In January 2017, it was announced that the new Trump administration would require all ambassadors politically appointed by outgoing president Barack Obama to vacate their posts upon President Trump's inauguration on January 20, 2017. On January 18, 2017, it was announced that Haney had received approval to remain at his post in San Jose, thereby becoming the only politically appointed ambassadorial holdover from the Obama to the Trump administrations.

On July 13, 2017, Haney was awarded the Grand Silver Cross of the National Order of Juan Mora Fernández by the Government of the Republic of Costa Rica for his meritorious service to the country during his time as US ambassador.

Haney ended his service as ambassador on July 15, 2017.

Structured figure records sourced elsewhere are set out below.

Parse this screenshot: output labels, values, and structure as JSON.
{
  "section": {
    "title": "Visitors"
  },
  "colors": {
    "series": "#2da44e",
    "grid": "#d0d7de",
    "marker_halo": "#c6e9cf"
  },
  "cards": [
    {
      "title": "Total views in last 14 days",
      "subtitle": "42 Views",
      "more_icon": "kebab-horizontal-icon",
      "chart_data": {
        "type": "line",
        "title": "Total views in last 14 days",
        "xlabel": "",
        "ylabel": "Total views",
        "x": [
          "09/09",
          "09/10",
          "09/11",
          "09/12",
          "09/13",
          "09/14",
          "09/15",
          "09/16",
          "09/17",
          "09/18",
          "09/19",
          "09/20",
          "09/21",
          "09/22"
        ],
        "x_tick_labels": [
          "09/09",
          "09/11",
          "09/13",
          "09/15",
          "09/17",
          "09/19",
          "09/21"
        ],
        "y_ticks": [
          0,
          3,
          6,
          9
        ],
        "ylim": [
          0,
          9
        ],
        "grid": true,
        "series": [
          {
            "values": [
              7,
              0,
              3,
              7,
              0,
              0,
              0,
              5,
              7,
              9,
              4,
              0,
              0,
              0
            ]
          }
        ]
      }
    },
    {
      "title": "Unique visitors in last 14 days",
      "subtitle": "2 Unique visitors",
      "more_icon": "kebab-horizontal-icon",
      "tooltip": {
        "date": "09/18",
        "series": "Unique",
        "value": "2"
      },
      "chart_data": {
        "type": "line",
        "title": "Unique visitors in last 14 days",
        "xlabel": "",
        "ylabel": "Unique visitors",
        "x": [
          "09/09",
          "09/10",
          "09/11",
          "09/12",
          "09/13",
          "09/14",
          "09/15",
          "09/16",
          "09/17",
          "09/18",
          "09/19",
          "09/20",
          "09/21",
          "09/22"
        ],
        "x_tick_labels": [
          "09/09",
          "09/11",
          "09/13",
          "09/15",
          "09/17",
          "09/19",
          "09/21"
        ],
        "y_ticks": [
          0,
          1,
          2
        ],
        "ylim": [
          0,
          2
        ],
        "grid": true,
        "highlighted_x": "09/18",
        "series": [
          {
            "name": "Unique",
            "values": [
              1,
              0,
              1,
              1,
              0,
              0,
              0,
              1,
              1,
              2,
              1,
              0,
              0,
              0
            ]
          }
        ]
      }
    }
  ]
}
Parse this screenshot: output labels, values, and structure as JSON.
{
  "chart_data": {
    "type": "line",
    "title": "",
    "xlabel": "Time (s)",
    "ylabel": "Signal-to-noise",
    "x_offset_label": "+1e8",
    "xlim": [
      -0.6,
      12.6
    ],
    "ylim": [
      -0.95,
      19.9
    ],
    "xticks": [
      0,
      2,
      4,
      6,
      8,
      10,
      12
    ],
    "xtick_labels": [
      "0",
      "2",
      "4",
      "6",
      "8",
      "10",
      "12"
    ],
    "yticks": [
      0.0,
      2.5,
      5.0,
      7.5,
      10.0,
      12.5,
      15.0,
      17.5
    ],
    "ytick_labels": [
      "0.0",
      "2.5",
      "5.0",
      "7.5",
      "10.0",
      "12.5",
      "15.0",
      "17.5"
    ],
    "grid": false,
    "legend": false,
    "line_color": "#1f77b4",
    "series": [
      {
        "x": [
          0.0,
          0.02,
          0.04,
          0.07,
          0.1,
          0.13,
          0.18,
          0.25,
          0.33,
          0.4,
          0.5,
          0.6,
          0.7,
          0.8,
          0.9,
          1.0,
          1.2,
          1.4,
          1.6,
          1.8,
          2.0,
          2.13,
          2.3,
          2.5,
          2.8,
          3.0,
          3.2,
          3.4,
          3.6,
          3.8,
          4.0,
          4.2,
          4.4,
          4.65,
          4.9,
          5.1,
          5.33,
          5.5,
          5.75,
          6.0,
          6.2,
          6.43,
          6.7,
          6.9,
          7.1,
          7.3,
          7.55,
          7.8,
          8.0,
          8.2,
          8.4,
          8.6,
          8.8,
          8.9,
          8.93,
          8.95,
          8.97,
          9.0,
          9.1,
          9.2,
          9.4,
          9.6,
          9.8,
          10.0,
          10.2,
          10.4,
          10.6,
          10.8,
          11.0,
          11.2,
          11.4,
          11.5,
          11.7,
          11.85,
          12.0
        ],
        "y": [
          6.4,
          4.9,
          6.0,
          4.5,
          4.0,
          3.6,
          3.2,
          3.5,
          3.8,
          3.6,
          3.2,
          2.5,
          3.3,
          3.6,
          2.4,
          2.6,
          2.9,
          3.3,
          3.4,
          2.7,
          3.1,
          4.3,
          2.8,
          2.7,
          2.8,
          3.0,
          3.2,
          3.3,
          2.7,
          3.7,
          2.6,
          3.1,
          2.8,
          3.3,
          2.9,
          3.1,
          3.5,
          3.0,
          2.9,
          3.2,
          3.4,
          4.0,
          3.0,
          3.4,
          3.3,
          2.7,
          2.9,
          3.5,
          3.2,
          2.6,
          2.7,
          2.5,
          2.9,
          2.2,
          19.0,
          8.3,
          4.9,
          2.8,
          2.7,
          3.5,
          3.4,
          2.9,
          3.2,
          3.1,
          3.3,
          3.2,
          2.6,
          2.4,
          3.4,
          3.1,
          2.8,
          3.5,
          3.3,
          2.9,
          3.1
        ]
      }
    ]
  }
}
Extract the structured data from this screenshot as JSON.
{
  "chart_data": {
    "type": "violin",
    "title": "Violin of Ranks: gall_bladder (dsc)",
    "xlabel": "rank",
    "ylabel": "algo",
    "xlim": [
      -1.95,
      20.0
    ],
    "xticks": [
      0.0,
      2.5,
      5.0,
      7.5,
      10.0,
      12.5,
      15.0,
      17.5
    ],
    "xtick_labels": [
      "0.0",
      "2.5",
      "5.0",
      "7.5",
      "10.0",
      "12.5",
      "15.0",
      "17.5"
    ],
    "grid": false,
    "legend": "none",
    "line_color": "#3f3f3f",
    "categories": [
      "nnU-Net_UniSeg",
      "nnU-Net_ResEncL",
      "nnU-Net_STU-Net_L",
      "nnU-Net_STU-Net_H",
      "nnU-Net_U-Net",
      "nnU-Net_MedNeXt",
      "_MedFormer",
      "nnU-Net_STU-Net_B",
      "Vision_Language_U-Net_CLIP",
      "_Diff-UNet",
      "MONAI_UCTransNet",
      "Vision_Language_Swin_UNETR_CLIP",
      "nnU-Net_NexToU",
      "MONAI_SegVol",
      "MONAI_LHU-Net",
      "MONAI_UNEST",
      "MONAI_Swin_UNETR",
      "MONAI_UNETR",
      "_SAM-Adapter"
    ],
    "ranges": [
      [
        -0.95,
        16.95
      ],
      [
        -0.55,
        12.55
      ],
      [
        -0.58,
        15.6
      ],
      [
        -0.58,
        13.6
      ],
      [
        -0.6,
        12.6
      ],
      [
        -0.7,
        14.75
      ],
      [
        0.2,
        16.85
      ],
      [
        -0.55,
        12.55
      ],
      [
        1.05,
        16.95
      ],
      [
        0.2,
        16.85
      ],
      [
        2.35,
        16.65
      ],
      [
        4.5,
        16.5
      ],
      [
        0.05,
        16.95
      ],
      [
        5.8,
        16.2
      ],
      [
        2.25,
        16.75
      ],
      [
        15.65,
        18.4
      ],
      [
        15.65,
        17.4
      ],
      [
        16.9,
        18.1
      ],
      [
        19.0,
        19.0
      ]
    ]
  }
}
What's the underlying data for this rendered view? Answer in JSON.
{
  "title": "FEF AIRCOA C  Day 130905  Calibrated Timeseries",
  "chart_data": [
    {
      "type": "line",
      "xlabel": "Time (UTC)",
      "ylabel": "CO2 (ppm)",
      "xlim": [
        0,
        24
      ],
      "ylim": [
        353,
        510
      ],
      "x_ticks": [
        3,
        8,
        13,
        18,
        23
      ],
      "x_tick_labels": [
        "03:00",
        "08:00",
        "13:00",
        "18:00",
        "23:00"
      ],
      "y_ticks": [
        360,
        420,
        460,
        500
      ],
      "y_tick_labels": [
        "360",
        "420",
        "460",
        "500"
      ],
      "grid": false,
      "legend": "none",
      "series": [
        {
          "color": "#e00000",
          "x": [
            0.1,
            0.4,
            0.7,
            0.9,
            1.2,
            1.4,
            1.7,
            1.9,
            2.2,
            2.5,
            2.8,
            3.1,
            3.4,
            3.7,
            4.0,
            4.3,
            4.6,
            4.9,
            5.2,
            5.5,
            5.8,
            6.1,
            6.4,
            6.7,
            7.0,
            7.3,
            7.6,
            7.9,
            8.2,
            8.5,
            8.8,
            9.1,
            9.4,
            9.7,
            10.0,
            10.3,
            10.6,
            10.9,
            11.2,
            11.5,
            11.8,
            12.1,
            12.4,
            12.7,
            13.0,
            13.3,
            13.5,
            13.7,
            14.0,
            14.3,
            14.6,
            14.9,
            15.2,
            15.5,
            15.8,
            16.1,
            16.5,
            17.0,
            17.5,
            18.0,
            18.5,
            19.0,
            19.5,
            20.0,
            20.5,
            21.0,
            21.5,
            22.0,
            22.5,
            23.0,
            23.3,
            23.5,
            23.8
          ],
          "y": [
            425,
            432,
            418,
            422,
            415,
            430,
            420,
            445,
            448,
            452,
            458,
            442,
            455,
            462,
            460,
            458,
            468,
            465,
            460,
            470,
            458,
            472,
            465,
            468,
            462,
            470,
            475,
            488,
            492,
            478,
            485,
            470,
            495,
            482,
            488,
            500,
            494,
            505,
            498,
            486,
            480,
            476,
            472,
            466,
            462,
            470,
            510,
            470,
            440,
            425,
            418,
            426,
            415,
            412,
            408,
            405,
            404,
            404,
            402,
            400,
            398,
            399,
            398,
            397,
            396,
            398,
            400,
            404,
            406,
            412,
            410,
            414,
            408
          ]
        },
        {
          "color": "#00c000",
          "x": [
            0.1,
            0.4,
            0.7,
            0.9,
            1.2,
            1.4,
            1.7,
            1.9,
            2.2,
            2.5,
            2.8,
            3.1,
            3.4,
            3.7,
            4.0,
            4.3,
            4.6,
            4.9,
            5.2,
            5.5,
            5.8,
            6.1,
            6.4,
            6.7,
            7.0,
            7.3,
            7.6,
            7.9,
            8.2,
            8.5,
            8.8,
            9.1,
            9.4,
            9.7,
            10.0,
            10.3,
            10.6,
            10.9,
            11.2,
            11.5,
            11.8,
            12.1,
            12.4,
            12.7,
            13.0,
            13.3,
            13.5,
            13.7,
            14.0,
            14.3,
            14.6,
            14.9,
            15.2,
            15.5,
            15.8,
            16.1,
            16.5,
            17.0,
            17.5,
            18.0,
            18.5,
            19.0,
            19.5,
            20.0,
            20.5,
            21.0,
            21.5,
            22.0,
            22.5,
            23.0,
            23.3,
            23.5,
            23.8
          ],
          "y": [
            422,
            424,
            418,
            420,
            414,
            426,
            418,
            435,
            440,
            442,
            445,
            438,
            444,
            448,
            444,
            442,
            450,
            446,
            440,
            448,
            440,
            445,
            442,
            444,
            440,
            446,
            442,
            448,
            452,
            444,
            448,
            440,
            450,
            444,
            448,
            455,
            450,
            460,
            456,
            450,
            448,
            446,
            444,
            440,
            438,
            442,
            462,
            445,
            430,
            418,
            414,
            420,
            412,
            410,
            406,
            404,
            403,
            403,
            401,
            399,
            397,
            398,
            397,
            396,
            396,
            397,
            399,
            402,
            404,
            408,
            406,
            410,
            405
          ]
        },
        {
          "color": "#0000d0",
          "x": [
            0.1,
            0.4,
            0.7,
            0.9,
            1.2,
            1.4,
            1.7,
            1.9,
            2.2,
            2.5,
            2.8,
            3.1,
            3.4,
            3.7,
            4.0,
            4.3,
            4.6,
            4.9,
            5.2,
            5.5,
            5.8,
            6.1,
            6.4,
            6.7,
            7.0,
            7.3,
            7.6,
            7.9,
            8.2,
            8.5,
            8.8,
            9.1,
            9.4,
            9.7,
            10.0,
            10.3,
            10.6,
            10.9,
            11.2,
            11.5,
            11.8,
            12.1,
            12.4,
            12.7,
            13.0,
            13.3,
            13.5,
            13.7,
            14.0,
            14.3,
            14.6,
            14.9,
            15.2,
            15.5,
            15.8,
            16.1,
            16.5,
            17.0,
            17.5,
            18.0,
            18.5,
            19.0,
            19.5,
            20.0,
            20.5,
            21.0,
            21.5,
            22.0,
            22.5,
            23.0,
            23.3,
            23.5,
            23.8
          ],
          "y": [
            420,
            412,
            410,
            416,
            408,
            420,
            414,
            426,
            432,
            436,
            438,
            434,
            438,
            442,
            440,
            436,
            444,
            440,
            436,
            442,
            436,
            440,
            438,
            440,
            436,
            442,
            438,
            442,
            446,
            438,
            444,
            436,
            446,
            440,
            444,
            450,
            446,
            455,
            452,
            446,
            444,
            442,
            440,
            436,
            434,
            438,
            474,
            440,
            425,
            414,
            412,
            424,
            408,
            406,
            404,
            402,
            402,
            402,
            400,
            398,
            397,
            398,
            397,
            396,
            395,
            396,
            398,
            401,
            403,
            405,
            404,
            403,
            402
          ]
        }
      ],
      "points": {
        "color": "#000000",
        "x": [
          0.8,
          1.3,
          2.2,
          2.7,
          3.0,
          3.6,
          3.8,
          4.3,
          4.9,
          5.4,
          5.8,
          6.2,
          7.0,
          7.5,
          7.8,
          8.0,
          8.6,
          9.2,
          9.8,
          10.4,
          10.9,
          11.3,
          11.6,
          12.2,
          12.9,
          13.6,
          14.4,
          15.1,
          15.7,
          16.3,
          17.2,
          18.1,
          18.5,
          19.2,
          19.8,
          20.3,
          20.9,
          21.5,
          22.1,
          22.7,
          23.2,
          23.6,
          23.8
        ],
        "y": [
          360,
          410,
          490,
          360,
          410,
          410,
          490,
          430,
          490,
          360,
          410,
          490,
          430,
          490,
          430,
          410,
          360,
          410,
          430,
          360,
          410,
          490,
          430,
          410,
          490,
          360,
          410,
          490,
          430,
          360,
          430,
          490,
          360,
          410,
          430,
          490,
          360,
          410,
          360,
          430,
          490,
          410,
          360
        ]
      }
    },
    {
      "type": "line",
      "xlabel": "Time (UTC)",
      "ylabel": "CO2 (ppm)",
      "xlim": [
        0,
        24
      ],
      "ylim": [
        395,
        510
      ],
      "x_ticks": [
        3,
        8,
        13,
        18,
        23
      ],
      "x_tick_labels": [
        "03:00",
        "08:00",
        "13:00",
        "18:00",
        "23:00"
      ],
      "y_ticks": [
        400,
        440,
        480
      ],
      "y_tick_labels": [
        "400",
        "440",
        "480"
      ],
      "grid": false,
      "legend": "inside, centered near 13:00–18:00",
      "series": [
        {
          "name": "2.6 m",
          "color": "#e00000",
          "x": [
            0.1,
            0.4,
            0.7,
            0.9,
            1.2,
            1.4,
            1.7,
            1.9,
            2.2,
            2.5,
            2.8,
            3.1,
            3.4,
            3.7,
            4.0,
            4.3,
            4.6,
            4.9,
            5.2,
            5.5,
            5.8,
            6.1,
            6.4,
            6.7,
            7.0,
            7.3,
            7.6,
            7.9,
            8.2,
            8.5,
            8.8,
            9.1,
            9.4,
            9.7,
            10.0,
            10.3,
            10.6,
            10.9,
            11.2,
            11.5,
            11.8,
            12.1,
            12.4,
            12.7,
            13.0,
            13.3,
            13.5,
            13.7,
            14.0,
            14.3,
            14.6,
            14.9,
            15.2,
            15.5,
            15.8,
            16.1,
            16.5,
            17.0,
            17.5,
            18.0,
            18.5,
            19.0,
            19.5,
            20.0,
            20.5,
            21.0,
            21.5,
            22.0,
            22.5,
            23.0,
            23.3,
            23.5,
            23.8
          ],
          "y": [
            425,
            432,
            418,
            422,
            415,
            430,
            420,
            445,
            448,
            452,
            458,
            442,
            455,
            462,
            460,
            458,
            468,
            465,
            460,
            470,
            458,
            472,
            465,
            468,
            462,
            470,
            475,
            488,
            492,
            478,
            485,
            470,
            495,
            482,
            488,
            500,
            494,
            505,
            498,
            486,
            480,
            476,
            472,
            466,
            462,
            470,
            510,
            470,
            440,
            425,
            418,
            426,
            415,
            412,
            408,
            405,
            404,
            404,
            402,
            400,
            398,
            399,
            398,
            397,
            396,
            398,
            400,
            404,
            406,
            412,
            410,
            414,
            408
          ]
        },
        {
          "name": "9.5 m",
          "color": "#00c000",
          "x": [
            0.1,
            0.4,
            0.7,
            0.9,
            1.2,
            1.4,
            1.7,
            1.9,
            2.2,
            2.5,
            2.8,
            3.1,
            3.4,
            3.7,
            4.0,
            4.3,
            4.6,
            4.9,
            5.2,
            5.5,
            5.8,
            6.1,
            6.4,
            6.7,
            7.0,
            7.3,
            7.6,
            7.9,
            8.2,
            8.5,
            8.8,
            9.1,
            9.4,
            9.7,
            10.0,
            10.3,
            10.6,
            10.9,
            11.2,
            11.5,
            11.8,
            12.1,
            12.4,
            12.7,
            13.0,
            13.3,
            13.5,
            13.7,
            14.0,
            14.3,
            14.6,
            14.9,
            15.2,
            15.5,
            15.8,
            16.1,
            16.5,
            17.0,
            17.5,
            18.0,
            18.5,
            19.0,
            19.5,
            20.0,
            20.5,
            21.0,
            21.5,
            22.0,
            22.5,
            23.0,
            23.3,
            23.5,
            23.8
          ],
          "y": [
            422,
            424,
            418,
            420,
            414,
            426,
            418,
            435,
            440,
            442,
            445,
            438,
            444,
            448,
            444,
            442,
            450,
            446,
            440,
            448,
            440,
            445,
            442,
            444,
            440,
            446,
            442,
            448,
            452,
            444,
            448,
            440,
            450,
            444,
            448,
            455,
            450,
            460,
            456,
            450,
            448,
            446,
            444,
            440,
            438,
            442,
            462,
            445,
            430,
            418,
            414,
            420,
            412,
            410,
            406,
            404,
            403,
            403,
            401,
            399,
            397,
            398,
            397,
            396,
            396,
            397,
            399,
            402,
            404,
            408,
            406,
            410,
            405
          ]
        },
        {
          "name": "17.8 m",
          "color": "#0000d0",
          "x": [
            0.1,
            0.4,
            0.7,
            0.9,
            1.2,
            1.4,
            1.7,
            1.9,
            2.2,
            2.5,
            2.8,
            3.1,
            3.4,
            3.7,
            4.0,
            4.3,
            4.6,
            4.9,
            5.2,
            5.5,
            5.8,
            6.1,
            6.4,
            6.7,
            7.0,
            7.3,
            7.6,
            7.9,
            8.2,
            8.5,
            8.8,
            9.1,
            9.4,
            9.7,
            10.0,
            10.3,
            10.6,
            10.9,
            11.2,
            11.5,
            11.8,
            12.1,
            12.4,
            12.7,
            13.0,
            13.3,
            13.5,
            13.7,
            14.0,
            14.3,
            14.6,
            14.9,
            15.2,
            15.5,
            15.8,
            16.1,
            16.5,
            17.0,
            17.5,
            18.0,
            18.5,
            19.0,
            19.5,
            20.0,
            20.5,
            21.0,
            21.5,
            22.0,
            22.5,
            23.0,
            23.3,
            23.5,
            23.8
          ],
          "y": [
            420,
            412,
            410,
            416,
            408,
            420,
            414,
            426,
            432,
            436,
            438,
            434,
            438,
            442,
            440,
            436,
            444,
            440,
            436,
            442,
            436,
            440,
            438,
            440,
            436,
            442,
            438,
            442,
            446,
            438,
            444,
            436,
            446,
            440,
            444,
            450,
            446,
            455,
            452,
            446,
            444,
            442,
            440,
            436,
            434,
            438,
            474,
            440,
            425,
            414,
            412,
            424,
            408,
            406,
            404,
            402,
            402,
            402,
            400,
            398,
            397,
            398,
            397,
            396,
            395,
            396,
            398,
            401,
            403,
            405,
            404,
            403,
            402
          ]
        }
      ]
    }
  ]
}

== Dancing with the Stars in Costa Rica ==
On July 28, 2017, it was announced that Haney would be one of the contestants on the fourth season of Dancing with the Stars in Costa Rica (DWTS-CR). DWTS-CR is consistently ranked as the number one non-sports or news related show on Costa Rican television. Haney, known as "Mr. Fitz" on the show, was paired with Lucia Jimenez, winner of the third season of DWTS-CR (2016) and a global salsa champion. Haney made it to the show's finale, coming in second place with nearly 30% of the public vote. The fourth season of DWTS broke records as to number of votes cast with more than a million votes cast for the finale.

== Viola ==
On November 27, 2017, Haney joined Viola, an Israeli technology-focused investment group with assets under management approaching $3B USD, as a Partner and Head of Strategic Development.

==Genesis Prize Foundation==
Haney currently serves as Managing Director of Latin America for the Genesis Prize Foundation and operational head of American Friends of Isaac Accords.

==Personal life==
In July 2000, Haney married Andrea Dobrick, who was in 2000 ordained a Conservative Rabbi by the Ziegler School of Rabbinic Studies at the American Jewish University (University of Judaism). The couple has four children.